Шестое число. Январь
Пятое января. Я проваливаю зачет по интегральным уравнениям, к которому совершенно не готовился, ибо ещё с осени пребывал в почти повешенном состоянии. В депрессии, мрачной и затяжной.
Это были моя пятая сессия в университете и мой первый проваленный зачет. Мне было все равно, в то время я думал лишь о самоубийстве, неосознанно пытаясь подвести себя под его неизбежность.
После обеда неловко и грузно прибрел домой, мать на новость о зачете отреагировала настороженно и обеспокоенно. Её давно тревожило моё абсолютное равнодушие к учебе, на которую ходил я далеко не каждый день. До вечера я просидел в комнате, не выходил и курить, чтобы не встретиться с мамой, не попасться ей на глаза в своем крайне мерзком виде. Раздраженно отказался сначала от обеда, а потом и от ужина, на что она горько тихо произнесла:
– И не стыдно тебе так себя вести? Чего тебе не хватает, а?
«Да плевать мне на все ваши «чего», – пронеслось криком в мыслях, но я промолчал и позвонил брату, напросившись к нему в гости с ночевкой.
Одевался тихо, чтобы мама не услышала, а на прощание до меня донеслось:
– Что, с отцом не хочешь встречаться? Стыдно?!
«Да пошли вы все!», – и эти слова остались невысказанными.
Неровно шагая к остановке транспорта, зло бормотал себе под нос «Сдохни, падла, сдохни, сука!» Как будто меня пытались поставить ребенком в угол, но смерти я желал себе.
С яростью достал студенческий билет и начал его рвать на кусочки, настолько мелкие, насколько могли осилить его корку замерзающие пальцы. Обрывки я выбрасывал порциями через каждые десять-пятнадцать шагов. «Завтра, завтра», – принял я решение покончить с собой. Ожидая маршрутку, курил непрерывно, подпитывая тошнотой внутреннее бешенство, которое потребовало разорвать ещё и зачетную книжку. Изорвал её крупными кусками, весь этот мусор положил в сугроб и утопил в нём ногой, набросав затем ботинком в образовавшуюся ямку снега.
Ненадолго полегчало, ибо с собой-студентом уже покончено. В дороге решил броситься с моста на замерзшую реку. Это было мое первое доведенное до выбора способа суицидальное решение.
Разговаривать с братом совсем не хотелось, был упрямо и неадекватно молчалив. Расположился за кухонным столом и начал писать. «Писарь», – пошутил брат и ушел к себе в комнату. Два часа боль и слезы переливались мною из пустого в порожнее, то и дело переворачивалась магнитная кассета Черного Обелиска.
Я писал письмо Даше, я в то время писал ей по три раза на неделе. Получился прощальный возглас, болезненный и отчаянный. В голове крутились её слова «Да делай с собой, что хочешь. Мне все равно. Твоя жизнь».
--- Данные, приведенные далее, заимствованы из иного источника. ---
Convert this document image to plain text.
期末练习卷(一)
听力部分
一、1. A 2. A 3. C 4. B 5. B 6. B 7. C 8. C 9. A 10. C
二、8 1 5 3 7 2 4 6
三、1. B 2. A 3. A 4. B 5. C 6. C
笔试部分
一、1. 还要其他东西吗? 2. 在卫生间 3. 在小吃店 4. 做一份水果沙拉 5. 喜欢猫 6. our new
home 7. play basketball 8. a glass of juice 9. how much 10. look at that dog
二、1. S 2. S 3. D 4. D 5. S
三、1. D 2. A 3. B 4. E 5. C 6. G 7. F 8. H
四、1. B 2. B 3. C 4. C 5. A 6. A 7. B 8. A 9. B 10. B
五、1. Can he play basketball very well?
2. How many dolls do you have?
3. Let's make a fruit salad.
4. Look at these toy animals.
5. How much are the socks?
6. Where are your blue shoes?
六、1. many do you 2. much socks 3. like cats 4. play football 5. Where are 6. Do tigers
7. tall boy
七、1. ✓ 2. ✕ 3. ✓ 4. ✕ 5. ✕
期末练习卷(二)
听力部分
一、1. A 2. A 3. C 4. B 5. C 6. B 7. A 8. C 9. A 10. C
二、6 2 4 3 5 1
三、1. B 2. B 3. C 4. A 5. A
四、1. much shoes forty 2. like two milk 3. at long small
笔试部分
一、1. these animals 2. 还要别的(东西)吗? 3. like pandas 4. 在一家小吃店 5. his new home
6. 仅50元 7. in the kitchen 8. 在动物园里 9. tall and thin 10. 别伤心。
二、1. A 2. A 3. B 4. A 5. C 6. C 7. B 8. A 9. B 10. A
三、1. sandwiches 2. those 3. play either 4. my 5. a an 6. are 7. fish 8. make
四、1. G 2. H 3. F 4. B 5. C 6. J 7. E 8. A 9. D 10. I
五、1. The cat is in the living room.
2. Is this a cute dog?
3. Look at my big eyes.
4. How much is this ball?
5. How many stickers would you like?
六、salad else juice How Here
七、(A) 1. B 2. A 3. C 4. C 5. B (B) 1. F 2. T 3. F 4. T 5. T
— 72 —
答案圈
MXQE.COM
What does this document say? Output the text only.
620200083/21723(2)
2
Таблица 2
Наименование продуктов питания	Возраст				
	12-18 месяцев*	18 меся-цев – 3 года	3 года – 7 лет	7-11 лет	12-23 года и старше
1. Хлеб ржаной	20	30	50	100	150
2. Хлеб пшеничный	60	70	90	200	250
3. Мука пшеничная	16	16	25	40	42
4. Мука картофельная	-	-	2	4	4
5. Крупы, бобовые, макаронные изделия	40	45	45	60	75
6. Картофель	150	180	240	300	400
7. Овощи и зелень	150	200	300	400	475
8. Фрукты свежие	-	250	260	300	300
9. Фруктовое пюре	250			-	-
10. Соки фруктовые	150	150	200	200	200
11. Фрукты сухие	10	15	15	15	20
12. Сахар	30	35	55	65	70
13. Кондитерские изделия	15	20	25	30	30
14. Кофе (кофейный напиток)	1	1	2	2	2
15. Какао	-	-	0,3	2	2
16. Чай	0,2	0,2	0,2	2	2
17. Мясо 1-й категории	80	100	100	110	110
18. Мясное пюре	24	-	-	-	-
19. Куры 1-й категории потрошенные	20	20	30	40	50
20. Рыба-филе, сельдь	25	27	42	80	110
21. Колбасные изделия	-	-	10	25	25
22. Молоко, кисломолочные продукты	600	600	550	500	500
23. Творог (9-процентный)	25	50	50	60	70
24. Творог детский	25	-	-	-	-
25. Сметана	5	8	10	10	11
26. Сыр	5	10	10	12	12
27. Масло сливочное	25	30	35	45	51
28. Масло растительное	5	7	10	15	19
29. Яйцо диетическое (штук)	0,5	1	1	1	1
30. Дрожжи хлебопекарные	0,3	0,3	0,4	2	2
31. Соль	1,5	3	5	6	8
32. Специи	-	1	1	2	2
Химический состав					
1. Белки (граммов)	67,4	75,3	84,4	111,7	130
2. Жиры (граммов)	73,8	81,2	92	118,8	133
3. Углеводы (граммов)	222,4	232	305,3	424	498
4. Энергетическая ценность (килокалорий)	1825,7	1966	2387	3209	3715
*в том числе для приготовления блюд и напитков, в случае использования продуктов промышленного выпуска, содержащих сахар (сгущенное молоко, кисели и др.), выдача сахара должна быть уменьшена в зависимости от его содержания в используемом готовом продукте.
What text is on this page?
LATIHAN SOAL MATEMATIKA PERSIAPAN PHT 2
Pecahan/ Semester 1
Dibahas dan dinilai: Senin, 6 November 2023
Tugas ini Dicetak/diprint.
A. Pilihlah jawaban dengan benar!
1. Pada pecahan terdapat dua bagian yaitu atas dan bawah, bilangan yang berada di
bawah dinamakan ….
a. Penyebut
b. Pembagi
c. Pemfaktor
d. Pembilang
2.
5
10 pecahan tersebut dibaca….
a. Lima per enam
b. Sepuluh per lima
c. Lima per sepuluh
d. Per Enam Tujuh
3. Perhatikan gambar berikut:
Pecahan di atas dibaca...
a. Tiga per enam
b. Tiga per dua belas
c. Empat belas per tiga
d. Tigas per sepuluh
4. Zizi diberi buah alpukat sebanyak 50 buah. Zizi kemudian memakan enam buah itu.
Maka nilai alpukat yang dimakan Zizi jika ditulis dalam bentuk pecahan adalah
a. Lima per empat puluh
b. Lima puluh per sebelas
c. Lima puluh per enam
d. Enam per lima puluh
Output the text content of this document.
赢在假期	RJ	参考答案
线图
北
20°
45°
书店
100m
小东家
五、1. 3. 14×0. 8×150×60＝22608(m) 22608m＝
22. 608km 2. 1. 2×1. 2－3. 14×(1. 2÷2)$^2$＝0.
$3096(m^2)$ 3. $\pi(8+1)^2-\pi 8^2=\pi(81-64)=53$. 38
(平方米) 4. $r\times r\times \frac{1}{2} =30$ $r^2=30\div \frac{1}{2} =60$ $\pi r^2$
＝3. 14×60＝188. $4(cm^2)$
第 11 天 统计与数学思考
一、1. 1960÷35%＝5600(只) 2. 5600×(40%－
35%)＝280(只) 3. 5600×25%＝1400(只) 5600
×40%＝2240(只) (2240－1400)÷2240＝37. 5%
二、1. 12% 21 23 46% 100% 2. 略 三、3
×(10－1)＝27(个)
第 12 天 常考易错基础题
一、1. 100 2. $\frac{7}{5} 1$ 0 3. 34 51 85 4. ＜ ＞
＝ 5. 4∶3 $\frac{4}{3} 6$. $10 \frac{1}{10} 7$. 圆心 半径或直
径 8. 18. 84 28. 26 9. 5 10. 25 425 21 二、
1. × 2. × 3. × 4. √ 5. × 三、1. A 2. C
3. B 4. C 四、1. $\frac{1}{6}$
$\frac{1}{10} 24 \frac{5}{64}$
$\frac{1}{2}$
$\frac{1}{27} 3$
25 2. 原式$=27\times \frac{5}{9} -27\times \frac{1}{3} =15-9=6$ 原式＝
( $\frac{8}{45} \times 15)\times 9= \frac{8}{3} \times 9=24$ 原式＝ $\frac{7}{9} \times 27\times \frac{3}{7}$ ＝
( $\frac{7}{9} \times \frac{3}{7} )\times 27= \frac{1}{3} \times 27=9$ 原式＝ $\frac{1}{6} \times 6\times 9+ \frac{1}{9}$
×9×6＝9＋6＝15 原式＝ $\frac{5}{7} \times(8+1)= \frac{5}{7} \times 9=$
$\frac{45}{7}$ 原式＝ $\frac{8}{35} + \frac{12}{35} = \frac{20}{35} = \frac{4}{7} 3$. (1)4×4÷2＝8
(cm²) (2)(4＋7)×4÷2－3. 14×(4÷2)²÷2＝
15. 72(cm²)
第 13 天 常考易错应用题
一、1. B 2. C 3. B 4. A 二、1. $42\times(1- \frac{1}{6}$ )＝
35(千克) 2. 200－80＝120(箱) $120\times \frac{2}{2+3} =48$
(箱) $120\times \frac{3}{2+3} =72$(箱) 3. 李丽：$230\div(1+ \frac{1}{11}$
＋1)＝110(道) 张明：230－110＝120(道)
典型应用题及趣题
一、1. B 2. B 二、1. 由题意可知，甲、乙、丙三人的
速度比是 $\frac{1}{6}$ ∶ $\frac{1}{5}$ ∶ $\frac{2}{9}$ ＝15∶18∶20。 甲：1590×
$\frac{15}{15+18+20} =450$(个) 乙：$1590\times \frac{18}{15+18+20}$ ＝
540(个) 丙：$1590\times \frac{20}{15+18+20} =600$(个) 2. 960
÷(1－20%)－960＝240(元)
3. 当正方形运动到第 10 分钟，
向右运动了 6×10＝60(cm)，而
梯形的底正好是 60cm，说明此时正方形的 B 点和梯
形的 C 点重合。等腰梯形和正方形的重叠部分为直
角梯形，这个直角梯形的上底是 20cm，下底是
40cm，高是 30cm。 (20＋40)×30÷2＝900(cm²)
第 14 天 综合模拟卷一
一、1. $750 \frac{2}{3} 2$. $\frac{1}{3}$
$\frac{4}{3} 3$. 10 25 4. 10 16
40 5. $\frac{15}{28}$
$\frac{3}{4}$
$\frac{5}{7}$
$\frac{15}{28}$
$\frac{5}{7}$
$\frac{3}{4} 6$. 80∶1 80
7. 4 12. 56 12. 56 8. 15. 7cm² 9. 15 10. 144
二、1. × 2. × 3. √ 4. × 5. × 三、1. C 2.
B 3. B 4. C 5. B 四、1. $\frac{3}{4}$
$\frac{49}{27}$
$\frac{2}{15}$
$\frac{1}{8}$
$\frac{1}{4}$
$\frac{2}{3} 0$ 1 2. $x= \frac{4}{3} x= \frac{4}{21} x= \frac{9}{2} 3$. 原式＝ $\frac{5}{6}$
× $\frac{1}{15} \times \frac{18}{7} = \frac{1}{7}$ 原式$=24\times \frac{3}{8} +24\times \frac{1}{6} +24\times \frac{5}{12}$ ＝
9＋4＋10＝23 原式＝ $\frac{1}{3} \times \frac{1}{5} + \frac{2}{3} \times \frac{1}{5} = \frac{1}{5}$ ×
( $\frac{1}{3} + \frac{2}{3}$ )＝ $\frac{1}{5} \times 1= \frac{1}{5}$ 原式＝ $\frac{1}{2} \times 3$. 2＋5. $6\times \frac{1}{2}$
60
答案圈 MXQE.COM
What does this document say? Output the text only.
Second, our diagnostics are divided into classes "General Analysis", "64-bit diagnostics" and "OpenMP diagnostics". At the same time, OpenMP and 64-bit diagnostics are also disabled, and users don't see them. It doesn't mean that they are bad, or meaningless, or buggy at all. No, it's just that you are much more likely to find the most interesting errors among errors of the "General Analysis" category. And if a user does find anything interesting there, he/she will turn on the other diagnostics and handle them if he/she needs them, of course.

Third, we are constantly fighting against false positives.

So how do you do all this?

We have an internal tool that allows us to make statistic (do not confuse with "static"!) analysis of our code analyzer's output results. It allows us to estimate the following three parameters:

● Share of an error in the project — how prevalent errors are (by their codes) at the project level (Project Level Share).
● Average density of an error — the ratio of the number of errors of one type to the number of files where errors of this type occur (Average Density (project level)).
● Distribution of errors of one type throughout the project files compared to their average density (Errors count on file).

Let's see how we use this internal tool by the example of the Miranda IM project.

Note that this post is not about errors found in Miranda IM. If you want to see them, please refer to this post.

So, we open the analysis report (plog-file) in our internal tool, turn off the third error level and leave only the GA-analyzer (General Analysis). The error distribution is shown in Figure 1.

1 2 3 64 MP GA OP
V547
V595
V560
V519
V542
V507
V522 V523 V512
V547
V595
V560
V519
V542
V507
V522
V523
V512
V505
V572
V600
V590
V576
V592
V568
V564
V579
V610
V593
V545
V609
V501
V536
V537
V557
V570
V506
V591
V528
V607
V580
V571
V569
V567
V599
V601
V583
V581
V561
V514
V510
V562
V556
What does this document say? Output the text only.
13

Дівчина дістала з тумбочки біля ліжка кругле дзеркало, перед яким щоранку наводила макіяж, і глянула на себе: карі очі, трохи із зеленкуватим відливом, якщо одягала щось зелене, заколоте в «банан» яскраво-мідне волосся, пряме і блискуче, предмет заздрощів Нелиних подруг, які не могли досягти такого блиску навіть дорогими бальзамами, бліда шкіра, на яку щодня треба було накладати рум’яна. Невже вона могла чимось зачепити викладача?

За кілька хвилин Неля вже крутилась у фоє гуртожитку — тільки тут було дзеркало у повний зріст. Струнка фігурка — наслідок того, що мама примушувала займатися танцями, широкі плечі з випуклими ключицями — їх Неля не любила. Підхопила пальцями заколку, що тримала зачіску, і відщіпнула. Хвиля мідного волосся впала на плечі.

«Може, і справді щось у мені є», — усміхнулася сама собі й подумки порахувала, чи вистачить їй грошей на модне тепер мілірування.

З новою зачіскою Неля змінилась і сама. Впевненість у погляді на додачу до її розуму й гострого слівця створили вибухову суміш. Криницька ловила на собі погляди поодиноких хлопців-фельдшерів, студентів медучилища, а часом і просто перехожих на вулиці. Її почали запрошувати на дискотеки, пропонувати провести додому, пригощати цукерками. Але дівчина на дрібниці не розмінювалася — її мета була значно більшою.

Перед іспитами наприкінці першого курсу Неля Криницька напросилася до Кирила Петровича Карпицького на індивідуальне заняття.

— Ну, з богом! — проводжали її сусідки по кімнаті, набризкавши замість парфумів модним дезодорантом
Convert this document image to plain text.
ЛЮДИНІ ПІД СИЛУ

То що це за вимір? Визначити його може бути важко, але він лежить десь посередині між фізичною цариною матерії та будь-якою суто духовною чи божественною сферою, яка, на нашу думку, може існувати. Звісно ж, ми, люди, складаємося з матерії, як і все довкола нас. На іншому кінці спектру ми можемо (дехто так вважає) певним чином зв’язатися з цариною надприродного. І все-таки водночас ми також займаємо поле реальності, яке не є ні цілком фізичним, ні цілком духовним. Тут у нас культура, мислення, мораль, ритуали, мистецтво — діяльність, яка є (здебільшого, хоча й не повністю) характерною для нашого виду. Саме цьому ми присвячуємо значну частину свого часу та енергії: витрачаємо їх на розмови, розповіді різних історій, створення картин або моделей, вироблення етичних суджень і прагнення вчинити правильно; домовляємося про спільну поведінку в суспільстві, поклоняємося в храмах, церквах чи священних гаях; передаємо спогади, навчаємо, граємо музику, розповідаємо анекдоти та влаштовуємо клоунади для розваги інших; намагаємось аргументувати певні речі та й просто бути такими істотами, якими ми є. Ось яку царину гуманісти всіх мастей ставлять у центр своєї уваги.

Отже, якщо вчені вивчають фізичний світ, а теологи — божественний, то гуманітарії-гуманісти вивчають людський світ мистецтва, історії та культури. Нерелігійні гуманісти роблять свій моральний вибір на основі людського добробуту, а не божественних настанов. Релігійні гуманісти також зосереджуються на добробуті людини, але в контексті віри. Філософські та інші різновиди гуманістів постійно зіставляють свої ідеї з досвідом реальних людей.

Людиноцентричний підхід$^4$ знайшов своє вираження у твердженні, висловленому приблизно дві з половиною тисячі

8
«Моя жизнь», – поставил я вместо подписи в низу последнего листа и подпер руками возбужденную и побежденную голову, в которой уже ничего целого от той жизни не осталось.
– Покурим? – предложил брат, заметив, что я остановился.
– Покурим напоследок, – ответил я наигранно и прихватил на улицу листы своего письма.
– Что ты там пишешь?
– Да ничего уже Гоголь не пишет, всё сгорело, – театрально произнес я и поджег бумагу в руке. Когда последний выпущенный пальцами уголок письма сворачивался в воздухе сажей, противно залаяла цепная псина.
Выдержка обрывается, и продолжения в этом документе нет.